At least two tankers carrying super-chilled US natural gas are en route to China even as an escalating trade dispute between the two countries threatens to weigh down their cargoes with pricey tariffs.

Both Rioja Knutsen and Gaslog Greece recently left Cheniere Energy Inc’s liquefied natural gas export terminal in Louisiana and have China pegged as their destination, according to vessel-tracking data compiled by Bloomberg. Rioja Knutsen is due in Tianjin on September 1, while Gaslog Greece is expected to reach China on September 19.

Although no date has been set, a 25% tariff on American LNG may be imposed early next month in retaliation for US duties on $200bn of Chinese goods, which could start as soon as September 7.
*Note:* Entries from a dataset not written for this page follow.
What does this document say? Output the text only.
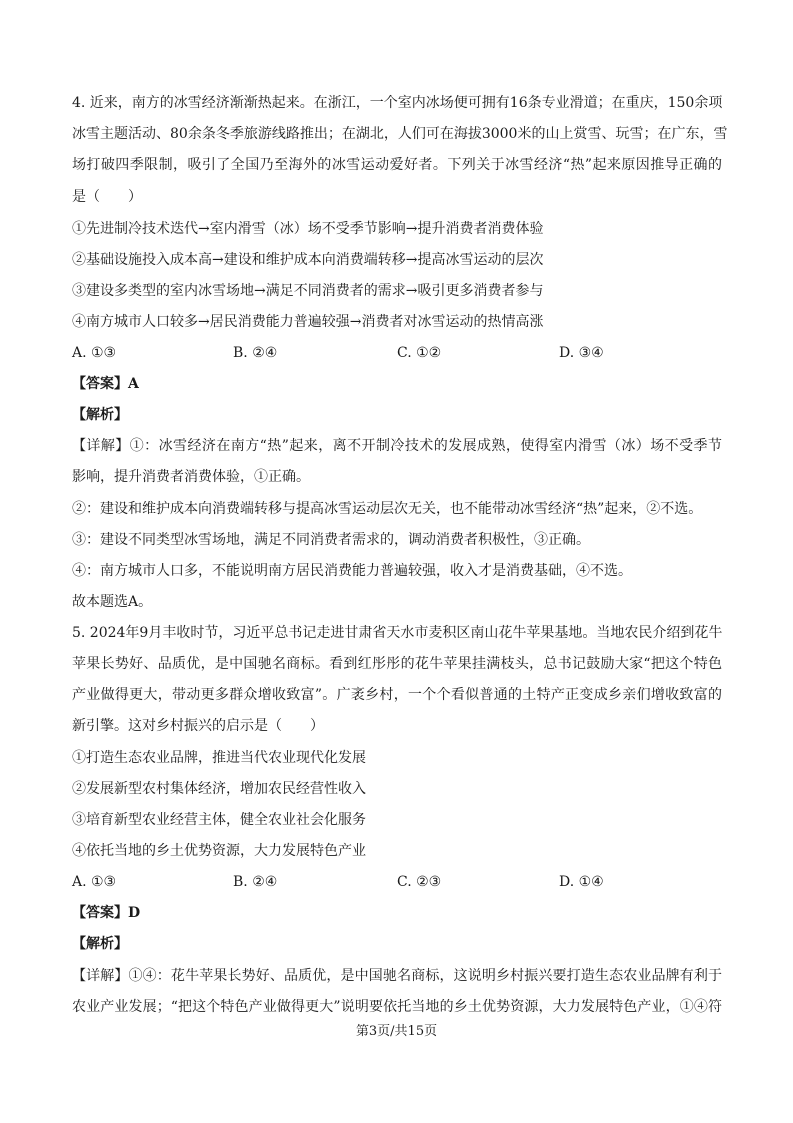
4. 近来，南方的冰雪经济渐渐热起来。在浙江，一个室内冰场便可拥有16条专业滑道；在重庆，150余项
冰雪主题活动、80余条冬季旅游线路推出；在湖北，人们可在海拔3000米的山上赏雪、玩雪；在广东，雪
场打破四季限制，吸引了全国乃至海外的冰雪运动爱好者。下列关于冰雪经济“热”起来原因推导正确的
是（　　）
①先进制冷技术迭代→室内滑雪（冰）场不受季节影响→提升消费者消费体验
②基础设施投入成本高→建设和维护成本向消费端转移→提高冰雪运动的层次
③建设多类型的室内冰雪场地→满足不同消费者的需求→吸引更多消费者参与
④南方城市人口较多→居民消费能力普遍较强→消费者对冰雪运动的热情高涨
A. ①③	B. ②④	C. ①②	D. ③④
【答案】A
【解析】
【详解】①：冰雪经济在南方“热”起来，离不开制冷技术的发展成熟，使得室内滑雪（冰）场不受季节
影响，提升消费者消费体验，①正确。
②：建设和维护成本向消费端转移与提高冰雪运动层次无关，也不能带动冰雪经济“热”起来，②不选。
③：建设不同类型冰雪场地，满足不同消费者需求的，调动消费者积极性，③正确。
④：南方城市人口多，不能说明南方居民消费能力普遍较强，收入才是消费基础，④不选。
故本题选A。
5. 2024年9月丰收时节，习近平总书记走进甘肃省天水市麦积区南山花牛苹果基地。当地农民介绍到花牛
苹果长势好、品质优，是中国驰名商标。看到红彤彤的花牛苹果挂满枝头，总书记鼓励大家“把这个特色
产业做得更大，带动更多群众增收致富”。广袤乡村，一个个看似普通的土特产正变成乡亲们增收致富的
新引擎。这对乡村振兴的启示是（　　）
①打造生态农业品牌，推进当代农业现代化发展
②发展新型农村集体经济，增加农民经营性收入
③培育新型农业经营主体，健全农业社会化服务
④依托当地的乡土优势资源，大力发展特色产业
A. ①③	B. ②④	C. ②③	D. ①④
【答案】D
【解析】
【详解】①④：花牛苹果长势好、品质优，是中国驰名商标，这说明乡村振兴要打造生态农业品牌有利于
农业产业发展；“把这个特色产业做得更大”说明要依托当地的乡土优势资源，大力发展特色产业，①④符
第3页/共15页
The tankers’ journeys highlight how presidents Xi Jinping and Donald Trump are willing to suffer domestic pain in order not to back down in the trade fight. Trump risks cutting off the burgeoning US gas export industry from the world’s largest importer of the fuel, while Xi threatens to add higher costs to his drive to clear smog by burning less coal.

The US tariffs could kick in on September 7, after the close of a public comment period, and the Chinese measures would follow. While the US isn’t one of China’s biggest gas suppliers, shipments between the countries peaked over the last winter. That’s the period when China’s consumption tends to be the highest, as home heating in northern cities adds to year-round industrial demand.

Even before the tariffs go into effect, PetroChina Co, a unit of state-owned China National Petroleum Corp, has contemplated halting purchases of US cargoes temporarily and increasing buying from other nations, Bloomberg reported earlier this month. ENN Group, a private gas distributor and burgeoning LNG importer, doesn’t plan to buy any supplies from the US this winter because of the trade tensions, according to two traders familiar with the company’s plans who asked not to be identified. The 25% tariff would make US supplies uneconomical to China, and traders might swap cargoes to get around that by sending American fuel to other buyers such as Japan and South Korea, and redirecting non-US fuel to China, according to Energy Aspects Ltd.

Sydney-based Oil Search Ltd, one of the owners of the Papua New Guinea PNG LNG facility, said it could stand to gain if China were to apply tariffs on US shipments, according to its managing director Peter Botten.

In addition to the two tankers carrying US LNG to China, several others are heading toward Northeast Asia without a final destination flagged. These include Gaslog Hong Kong, Maran Gas Olympias and Maran Gas Sparta.